Some days, you wonder why you bother. You bail out the banks, pump liquidity like a fire hose and slash base rates. So the market bombs and even most of the banks are down. Ingrates.
Still, at least HBOS and Royal Bank of Scotland were up. Not by nearly as much as they fell the day before, though. Come to think of it, why was that? Wasn't that why we banned short selling?
Alas for good intentions. It is hard to prove, but even in these strange times the banks might not have fallen so far if shorting had been possible. When the stocks were collapsing on Tuesday, it might have seemed a good time for real-money investors to pick up a few. But in the circumstances, doing so without hedging was suicidal. And hedging had been banned.
Similarly, the more the stocks fell, the more attractive it would have been for fast-money investors who had shorted them to close out their positions at a profit. There were no such positions.
In the curious case of HBOS, the ban had the effect of freezing out the risk arbitrageurs. Some might have thought the Lloyds TSB merger more likely to go through than market prices implied. If so, the trick would have been to go long of HBOS and short of Lloyds TSB, thus exploiting the odds while neutralising the risk of price movements. No such luck.
Message to the Archbishop of York - where are the spivs when you need them?
Debt problems
If you are a UK company relying heavily on short-term debt, the bank rescue offers a ray of hope. Rolling those loans over was never going to be easy. But if the plan works half as well as advertised, it should now at least be feasible.
A month ago both Tesco and Kesa Electricals paid over the odds to renew debt that was not due until a couple of years from now. They did not trust the debt markets to recover by 2010, so were at pains to push repayment further out.
A handy list of relevant companies has been produced by Citi. It works on two main criteria: companies with big specific refinancings due in the next year or two, and those with a lot of short-term debt relative to their market value.
In the first category is Taylor Wimpey, which runs the risk of banks refusing to relax its covenants. Then there are those peddlers of pleasure to the masses, the bookies and the publicans. William Hill faces possible refinancing in 2009 and Ladbrokes in 2010. Wetherspoon has a $140m US private placing to refinance in September 2009 and Punch Taverns has a £295m convertible due late in 2010.
We might have expected those stocks to do well yesterday. They mostly did, in relative terms at any rate. Ladbrokes was up 8 per cent, Punch Taverns 5 per cent, William Hill 4 per cent and Wetherspoon 1 per cent. Granted, Taylor Wimpey was down 2 per cent, but the market was down more than twice that.
In the second category is - for instance - the holiday operator TUI, with gross debt equal to 102 per cent of its market value and 91 per cent of that due within 12 months. TUI was up 4 per cent yesterday.

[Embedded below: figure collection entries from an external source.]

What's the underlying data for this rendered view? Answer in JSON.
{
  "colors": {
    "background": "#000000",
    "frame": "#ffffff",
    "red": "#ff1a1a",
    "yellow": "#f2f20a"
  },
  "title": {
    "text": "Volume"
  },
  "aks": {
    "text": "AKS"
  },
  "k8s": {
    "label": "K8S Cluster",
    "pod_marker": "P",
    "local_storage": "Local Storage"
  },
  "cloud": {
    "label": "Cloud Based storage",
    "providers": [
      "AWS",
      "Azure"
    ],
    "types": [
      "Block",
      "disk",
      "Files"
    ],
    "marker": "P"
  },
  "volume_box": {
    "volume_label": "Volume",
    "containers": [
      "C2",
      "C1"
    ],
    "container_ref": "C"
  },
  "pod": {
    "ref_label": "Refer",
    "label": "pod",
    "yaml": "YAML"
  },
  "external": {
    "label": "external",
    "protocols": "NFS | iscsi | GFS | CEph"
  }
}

So, on the face of it, the market is inclined to give the plan some benefit of the doubt. But of course tomorrow, as Scarlett O'Hara remarked, is another day.
Belt tightening
Amid yesterday's rubble, there was a certain gloomy relish in contemplating the market's worst performer. Uniq did not choose the best time to issue a profit warning.
Whereas food manufacturing was once regarded as the ultimate defensive sector on we've-all-got-to-eat grounds, Uniq suggested that we do not - or at least not the luxury Marks and Spencer sandwiches and indulgent desserts it produces.
Many of Uniq's problems are, well, unique to it, and the statement contrasts with an altogether more resilient one from Northern Foods, another M&S supplier, on Tuesday. But its observations on changing consumer trends echo remarks last week from Sir Terry Leahy at Tesco, and yesterday from Justin King at J Sainsbury.
British consumers' belt tightening has reached the point that multi-buy offers will no longer attract, only money-off promotions will do. Whether they are trading down to discounters, or just switching from brands to own-label lines, shoppers are putting pressure on food manufacturers' margins now as surely as rising commodity prices have been doing for the past 18 months.
Even with commodity inflation weakening, the food companies are being squeezed, with those biased towards brands or with heavy borrowings likely to be hardest hit. Already capacity is being cut, and a more severe shake-out seems inevitable.